• Bricks and Sponges •
Monday, June 25th 2001 12:22AM
6 am day after Christmas
I throw some clothes on in the dark
The smell of cold
Car seat is freezing
The world is sleeping
I am numb
Now that I have found someone
I'm feeling more alone
Than I ever have before
She's a brick and I'm drowning slowly
They call her name at 7:30
I pace around the parking lot
then I walk down to buy her flowers
And sell some gifts that I got
Can't you see
It's not me you're dying for
Now she's feeling more alone
Then she ever has before
She's a brick and I'm drowning slowly
off the coast and I'm headed nowhere
She's a brick and I'm drowning slowly
As weeks went by
It showed that she was not fine
They told me son it's time to tell the truth
She broke down and I broke down
Cause I was tired of lying
Driving home to her apartment
For the moment we're alone
She's alone
I'm alone
Now I know it
Boo! Poo! Hehe, I am sure Rob liked that.

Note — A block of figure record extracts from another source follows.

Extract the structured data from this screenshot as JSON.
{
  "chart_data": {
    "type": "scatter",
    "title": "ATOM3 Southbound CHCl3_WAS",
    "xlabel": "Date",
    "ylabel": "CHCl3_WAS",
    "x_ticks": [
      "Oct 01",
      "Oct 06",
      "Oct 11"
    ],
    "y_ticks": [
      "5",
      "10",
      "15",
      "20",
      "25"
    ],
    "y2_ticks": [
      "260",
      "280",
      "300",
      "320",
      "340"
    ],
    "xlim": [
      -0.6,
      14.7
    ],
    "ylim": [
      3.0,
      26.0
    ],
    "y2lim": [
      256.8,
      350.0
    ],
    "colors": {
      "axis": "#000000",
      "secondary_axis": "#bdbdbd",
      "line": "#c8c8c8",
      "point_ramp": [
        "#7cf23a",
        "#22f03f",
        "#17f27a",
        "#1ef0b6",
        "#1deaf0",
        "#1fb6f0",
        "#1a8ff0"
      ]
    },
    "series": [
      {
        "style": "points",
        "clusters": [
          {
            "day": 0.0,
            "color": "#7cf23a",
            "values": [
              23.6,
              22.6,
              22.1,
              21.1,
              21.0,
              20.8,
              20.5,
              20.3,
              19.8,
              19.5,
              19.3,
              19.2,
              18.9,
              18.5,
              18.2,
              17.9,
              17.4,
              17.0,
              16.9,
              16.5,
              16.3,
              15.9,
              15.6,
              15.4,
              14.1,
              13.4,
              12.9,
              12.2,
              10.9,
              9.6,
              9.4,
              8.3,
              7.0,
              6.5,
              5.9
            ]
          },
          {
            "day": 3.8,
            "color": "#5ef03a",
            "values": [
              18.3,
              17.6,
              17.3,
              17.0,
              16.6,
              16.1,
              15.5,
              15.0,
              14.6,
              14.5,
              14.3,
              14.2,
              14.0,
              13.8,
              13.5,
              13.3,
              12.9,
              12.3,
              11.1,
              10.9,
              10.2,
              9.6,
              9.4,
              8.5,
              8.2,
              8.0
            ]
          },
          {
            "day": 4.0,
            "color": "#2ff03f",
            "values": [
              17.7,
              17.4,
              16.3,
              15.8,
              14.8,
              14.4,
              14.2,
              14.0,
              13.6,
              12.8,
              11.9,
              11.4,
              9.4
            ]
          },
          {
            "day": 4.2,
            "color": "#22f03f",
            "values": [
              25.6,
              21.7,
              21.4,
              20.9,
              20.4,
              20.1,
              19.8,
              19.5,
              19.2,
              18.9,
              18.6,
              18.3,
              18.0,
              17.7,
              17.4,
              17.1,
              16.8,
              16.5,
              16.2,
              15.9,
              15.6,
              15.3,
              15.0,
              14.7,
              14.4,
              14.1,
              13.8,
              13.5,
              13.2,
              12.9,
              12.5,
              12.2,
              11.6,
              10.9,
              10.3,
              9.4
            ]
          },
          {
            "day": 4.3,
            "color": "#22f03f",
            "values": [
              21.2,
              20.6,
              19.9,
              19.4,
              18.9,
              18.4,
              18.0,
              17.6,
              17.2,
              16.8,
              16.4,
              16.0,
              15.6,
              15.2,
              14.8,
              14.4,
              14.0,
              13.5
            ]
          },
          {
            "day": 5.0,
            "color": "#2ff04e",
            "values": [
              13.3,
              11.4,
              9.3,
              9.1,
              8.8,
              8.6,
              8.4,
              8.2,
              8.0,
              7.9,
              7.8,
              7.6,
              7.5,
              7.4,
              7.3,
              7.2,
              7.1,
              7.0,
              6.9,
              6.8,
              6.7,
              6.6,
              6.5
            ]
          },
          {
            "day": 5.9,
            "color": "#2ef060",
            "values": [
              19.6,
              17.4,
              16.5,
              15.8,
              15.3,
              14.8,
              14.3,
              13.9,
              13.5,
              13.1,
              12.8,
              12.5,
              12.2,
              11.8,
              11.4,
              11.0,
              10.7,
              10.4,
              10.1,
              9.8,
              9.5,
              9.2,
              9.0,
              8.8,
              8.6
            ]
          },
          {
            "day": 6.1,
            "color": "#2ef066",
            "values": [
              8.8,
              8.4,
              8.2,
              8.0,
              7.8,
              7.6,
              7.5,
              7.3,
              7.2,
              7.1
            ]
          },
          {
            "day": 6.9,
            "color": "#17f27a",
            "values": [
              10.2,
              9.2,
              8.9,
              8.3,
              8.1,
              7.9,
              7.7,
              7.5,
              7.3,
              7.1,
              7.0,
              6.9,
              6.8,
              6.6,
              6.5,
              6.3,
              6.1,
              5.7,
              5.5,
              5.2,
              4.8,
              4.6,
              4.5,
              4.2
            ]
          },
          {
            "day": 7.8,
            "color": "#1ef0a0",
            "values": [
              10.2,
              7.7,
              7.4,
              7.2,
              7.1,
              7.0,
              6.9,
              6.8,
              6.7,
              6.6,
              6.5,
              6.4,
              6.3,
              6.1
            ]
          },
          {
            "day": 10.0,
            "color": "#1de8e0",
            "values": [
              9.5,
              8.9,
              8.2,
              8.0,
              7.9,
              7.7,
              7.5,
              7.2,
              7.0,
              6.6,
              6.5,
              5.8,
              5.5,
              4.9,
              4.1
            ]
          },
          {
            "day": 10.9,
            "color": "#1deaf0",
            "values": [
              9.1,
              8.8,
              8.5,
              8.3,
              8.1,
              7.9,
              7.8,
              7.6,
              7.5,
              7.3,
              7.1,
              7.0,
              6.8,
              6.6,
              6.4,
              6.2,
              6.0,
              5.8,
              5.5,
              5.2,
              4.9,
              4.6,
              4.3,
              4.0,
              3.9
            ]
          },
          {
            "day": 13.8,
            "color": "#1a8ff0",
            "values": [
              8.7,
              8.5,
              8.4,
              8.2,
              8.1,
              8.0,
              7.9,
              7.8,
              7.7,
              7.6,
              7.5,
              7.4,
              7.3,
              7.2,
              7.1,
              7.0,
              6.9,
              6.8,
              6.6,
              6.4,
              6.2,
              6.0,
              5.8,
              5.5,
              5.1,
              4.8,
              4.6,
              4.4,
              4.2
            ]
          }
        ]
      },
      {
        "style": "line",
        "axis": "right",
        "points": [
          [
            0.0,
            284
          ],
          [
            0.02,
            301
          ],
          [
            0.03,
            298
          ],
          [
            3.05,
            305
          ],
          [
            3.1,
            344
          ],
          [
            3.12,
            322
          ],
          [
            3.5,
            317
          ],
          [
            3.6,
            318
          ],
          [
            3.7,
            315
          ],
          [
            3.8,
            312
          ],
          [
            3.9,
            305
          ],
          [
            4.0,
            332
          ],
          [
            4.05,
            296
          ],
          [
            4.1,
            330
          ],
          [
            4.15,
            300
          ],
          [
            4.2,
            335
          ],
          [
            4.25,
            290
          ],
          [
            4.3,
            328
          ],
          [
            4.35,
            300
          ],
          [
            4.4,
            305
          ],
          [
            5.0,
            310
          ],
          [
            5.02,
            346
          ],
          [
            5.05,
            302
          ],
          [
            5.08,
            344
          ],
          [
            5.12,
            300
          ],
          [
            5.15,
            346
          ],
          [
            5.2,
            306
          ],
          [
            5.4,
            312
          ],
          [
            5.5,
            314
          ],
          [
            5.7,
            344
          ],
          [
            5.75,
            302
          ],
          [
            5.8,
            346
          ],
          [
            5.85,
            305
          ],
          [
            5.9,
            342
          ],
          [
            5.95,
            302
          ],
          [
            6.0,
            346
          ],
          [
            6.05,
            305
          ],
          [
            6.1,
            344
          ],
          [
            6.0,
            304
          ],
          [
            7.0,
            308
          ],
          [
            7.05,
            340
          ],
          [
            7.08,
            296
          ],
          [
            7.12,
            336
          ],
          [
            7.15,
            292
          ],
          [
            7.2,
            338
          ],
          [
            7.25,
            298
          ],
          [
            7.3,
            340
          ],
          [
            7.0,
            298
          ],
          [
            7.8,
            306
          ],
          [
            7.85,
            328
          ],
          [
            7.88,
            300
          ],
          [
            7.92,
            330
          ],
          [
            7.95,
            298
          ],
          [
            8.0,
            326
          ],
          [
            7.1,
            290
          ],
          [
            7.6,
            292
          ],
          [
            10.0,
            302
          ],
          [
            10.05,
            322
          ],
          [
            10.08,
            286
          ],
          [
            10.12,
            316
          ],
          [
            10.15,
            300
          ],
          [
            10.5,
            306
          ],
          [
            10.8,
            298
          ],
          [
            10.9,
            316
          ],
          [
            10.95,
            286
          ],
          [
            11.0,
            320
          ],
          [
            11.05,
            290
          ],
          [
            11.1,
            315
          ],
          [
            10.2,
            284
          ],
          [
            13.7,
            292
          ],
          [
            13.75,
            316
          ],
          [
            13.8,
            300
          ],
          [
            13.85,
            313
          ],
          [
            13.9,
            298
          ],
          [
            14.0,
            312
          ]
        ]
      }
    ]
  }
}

Somehow now, yesterday's drama has gotten to me. It was not an act as it was to me at the time. It was like a cut in myself and the acting that I described in detail was there like a mask...to hide the true pain. I guess that's how I have been dealing with life. Oddly enough, I am feeling stubborn. Several months ago, I made the observation that I never had a strong friendship lasting for longer than a year. Was time already expiring or was I forcing it to? Xing stated a line yesterday that I cannot seem to forget, "It's not the same anymore." But that's before I had the melodramatic climax.
Well, things have changed.
I am glad that Viv told me to get in touch with people that I lost touch with. I e-mailed Dave who I had insulted before...but we got to be pretty friendly afterwards. (How ironic that it follows his path.) Oh fate. Let it bite.